Emperyalizmin yeni konsepti bölgede Müslüman Kardeşler’in nüfuz ettiği ülkelerin yeni bir dizayna sokulmasıdır. Ki bu durakların başında Türkiye gelmektedir. Erdoğan’da somutlaşan Müslüman Kardeşler liderliği söz konusuyken bunun siyasal liderliğine Türkiye soyunmaktadır. TC’nin ABD ile yaşadığı gerilimin elbette ki tek tarafını Kürt meselesi oluşturmamaktadır. Dünya genelinde niteliği açığa çıkmış olan Müslüman Kardeşler’i siyasal arenada tasfiyesi söz konusudur. AKP ile Gülen Cemaati arasındaki ayrışmanın bir yanını da bu oluşturmaktadır. Gülen Cemaati daha pasif bir akım olarak Hasan El Benna’nın ideoloji üzerine kurulu bir hareketken AKP-Erdoğan ise daha aktif ve radikal bir siyasal akım olarak Seyid Kutup’un siyasal çizgisinde ısrarcıdır. Bu çizgi AKP-Erdoğan’ın Ortadoğu’daki izdüşümü olarak DAİŞ-Nusra gibi tekfirci çeteleri desteklemesi ve örgütlemesidir.
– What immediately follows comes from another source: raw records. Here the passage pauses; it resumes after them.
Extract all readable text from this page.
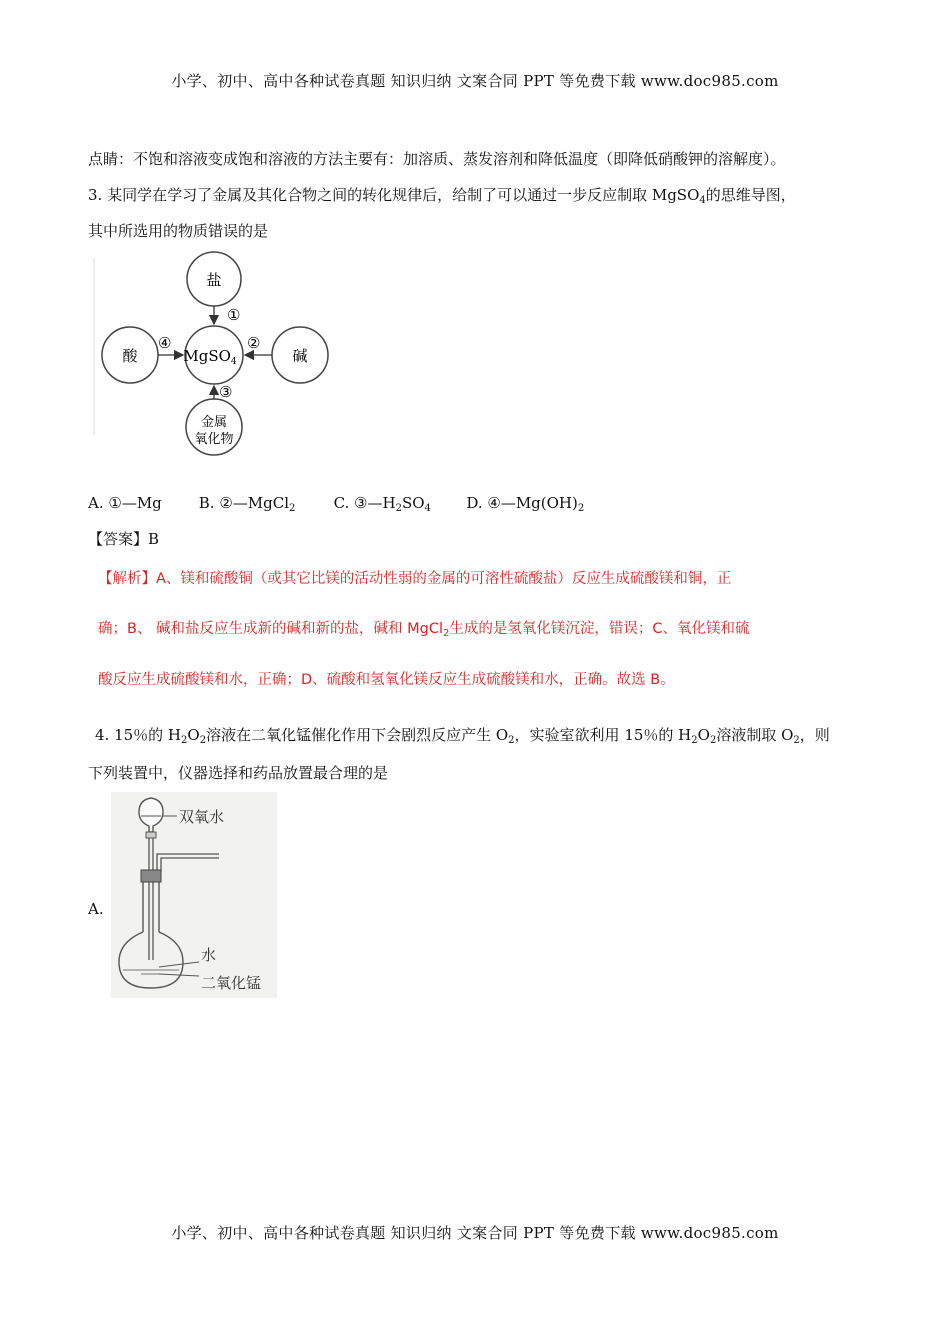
小学、初中、高中各种试卷真题 知识归纳 文案合同 PPT 等免费下载 www.doc985.com
点睛：不饱和溶液变成饱和溶液的方法主要有：加溶质、蒸发溶剂和降低温度（即降低硝酸钾的溶解度）。
3. 某同学在学习了金属及其化合物之间的转化规律后，给制了可以通过一步反应制取 MgSO$_4$的思维导图，
其中所选用的物质错误的是
盐
MgSO$_4$
酸	碱
金属
氧化物
①
②
③
④
A. ①—Mg B. ②—MgCl$_2$	C. $③—H_2SO_4$ D. $④—Mg(OH)_2$
【答案】B
【解析】A、镁和硫酸铜（或其它比镁的活动性弱的金属的可溶性硫酸盐）反应生成硫酸镁和铜，正
确；B、 碱和盐反应生成新的碱和新的盐，碱和 MgCl$_2$生成的是氢氧化镁沉淀，错误；C、氧化镁和硫
酸反应生成硫酸镁和水，正确；D、硫酸和氢氧化镁反应生成硫酸镁和水，正确。故选 B。
4. 15％的 $H_2O_2$溶液在二氧化锰催化作用下会剧烈反应产生 $O_2$，实验室欲利用 15％的 $H_2O_2$溶液制取 $O_2$，则
下列装置中，仪器选择和药品放置最合理的是
A.
双氧水
水
二氧化锰
小学、初中、高中各种试卷真题 知识归纳 文案合同 PPT 等免费下载 www.doc985.com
Bugün Müslüman Kardeşler’in bir ideolojik kolu olarak Hasan el Benna düşüncesi büyük oranda etki gücünü kaybetmiş ve bölgede cihatçılık gibi radikal, fundementalist akımlar öne çıkmıştır. İşte tüm bu tablo içinde tekfirci çeteler içinde nüfuz sağlayan AKP-Erdoğan bugün bölgede çete gruplarının merkezi olarak dünyada terörizmin baş sahnesi konumunda olup ilerleyen dönemlerde ciddi uluslararası bir krize de ev sahipliği yapacaktır.